On top of that the << operator is a logical operator the arithmetic one which will take care of signed operands is <<<.

For the signed you a casting so the result 1010 after the shift will be considered as signed and so extended giving you the result 111010 which is correct (-6).

Your issue is with the dimensions, as stated in the LRM the <<< operator will fill with 0s staring from the bottom so your result will still be 1010 it cannot be further extended since there is no further space. Then it will be assigned to be (which is signed) but is 6 bits instead of 4 and 1010 is still in the interval [-2^(n-1)-1:2^(n-1)].

adding signed as casting then will consider the result as signed on 6 bits and so will extend it as consequence.


module tb;
  	logic signed [5 : 0] a = 6'b011101; 
	logic signed [5 : 0] b, c;
 	
  	// these 2 are identical 
  	assign b = (a <<< 1); 
	assign c = signed'(a << 1);
  	
  	initial begin
      #1;
      $display("a: %b",a);
      $display("b: %b",b);
      $display("c: %b",c);
    end
endmodule 

Looking at the above code adjusting the dimension will give proper result.

Regards

In reply to Rsignori92:

Actually << and <<< behaves the same on

assign b = a << 1 ; 

statement.

Both give me the behavior that I actually want on all numbers I tried. So I guess that’s not a problem to me. I cannot change the sizes of a and b because I want a to represent numbers from -16 to +15, and b to represent numbers from -64 to +63.

After a bit trial and error, this is what I concluded about the compiler behavior:

  1. The first statement does sign-extending to 6 bits first, and then shifting-
    eg: 0101 (+5) → 000101 → 001010 (+10)
    eg: 1010 (-6) → 111010 → 110100 (-12)

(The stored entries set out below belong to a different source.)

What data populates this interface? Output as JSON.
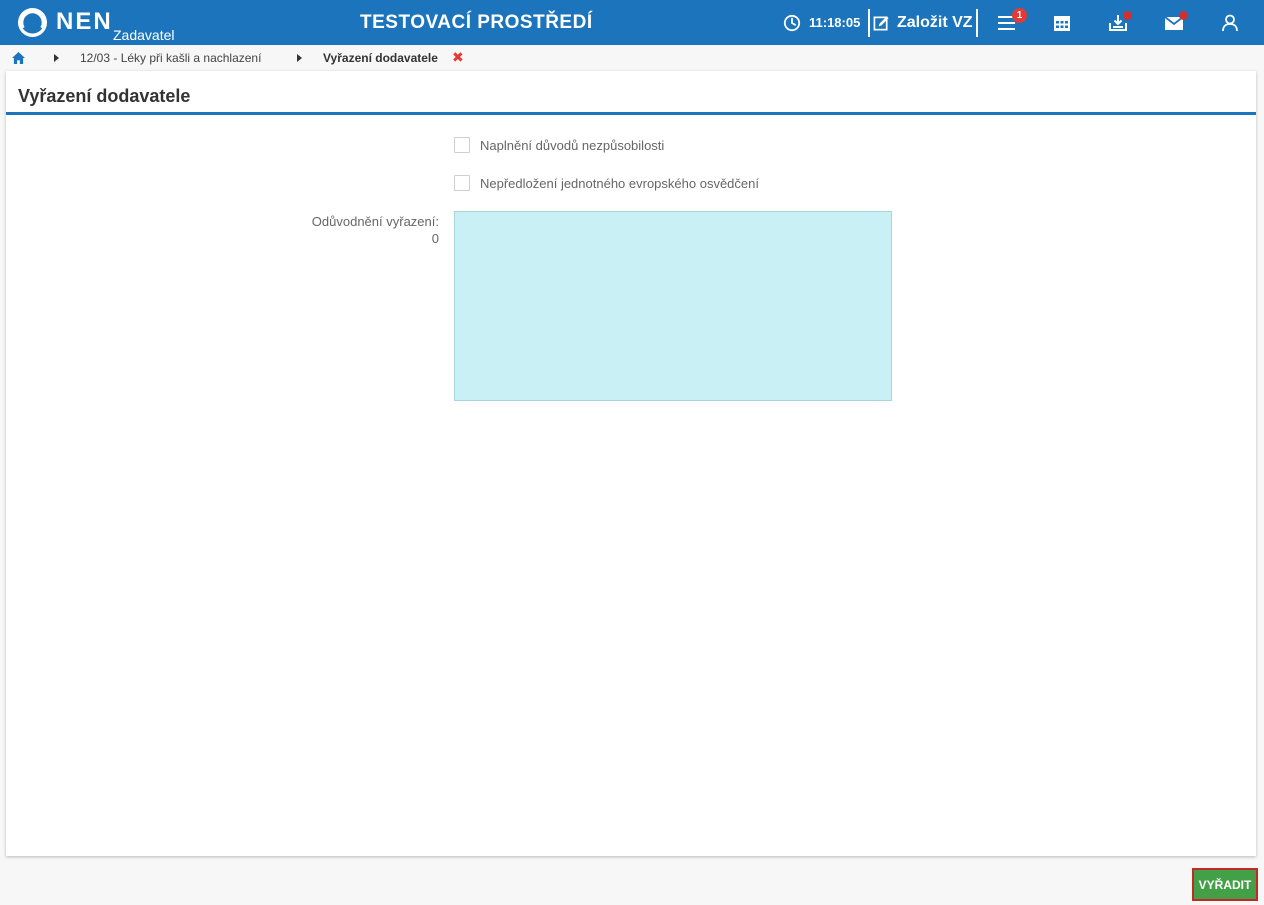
{
  "header": {
    "brand": "NEN",
    "brand_sub": "Zadavatel",
    "environment_title": "TESTOVACÍ PROSTŘEDÍ",
    "clock": "11:18:05",
    "create_label": "Založit VZ",
    "notifications_count": "1",
    "icons": [
      "clock-icon",
      "edit-icon",
      "menu-icon",
      "calendar-icon",
      "inbox-download-icon",
      "mail-icon",
      "user-icon"
    ],
    "accent_color": "#1c75bc"
  },
  "breadcrumb": {
    "items": [
      "12/03 - Léky při kašli a nachlazení"
    ],
    "current": "Vyřazení dodavatele",
    "close_glyph": "✖"
  },
  "form": {
    "title": "Vyřazení dodavatele",
    "checkboxes": [
      {
        "label": "Naplnění důvodů nezpůsobilosti",
        "checked": false
      },
      {
        "label": "Nepředložení jednotného evropského osvědčení",
        "checked": false
      }
    ],
    "reason_label": "Odůvodnění vyřazení:",
    "reason_count": "0",
    "reason_value": ""
  },
  "actions": {
    "submit_label": "VYŘADIT",
    "submit_color": "#43a047"
  }
}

  2. The second statement does shifting first, and then sign extends to 6 bits because of signed’(), which results in loss of MSB-
    eg: 0101 (+5) → 1010 → 111010 (-6)
    eg: 1010 (-6) → 0100 → 000100 (+4)

In reply to Mitu Raj:

The Sign extension is not take care by the simple << operator you are getting the extension because the result is signed as well, and this extension happens after the shift.

As far as I remember the arithmetic shift will take care of in case of signed operands.


module tb;
  logic signed [3 : 0] a = 4'b1101; 
  logic signed [5 : 0] b, c;
 
  // these 2 are identical 
  assign b = (a << 1); 
  // This is not working properly since is always considering the value as negative 
  assign c = signed'(a << 1);
  
  initial begin
      #1;
      $display("a: %d or %b",a,a);
      $display("b: %d or %b",b,b);
      $display("c: %d or %b",c,c);
    end
endmodule 

Result:
// Case A = -3
a: -3 or 1101
b: -6 or 111010
c: -6 or 111010
// Case A = 5
a: 5 or 0101
b: 10 or 001010
c: -6 or 111010

  1. The first statement does sign-extending to 6 bits first, and then shifting-
    eg: 0101 (+5) → 000101 → 001010 (+10)
    eg: 1010 (-6) → 111010 → 110100 (-12)

I do not think so how do you know the final sign if you do not perform the operation first. I believe the extension happens after. Regards

In reply to Rsignori92:
I confirmed my results with simulation. The operand a is ‘signed’, so it’s automatically sign-extended to the size of largest operand, based on its MSB, before doing the shift. This is what I noticed.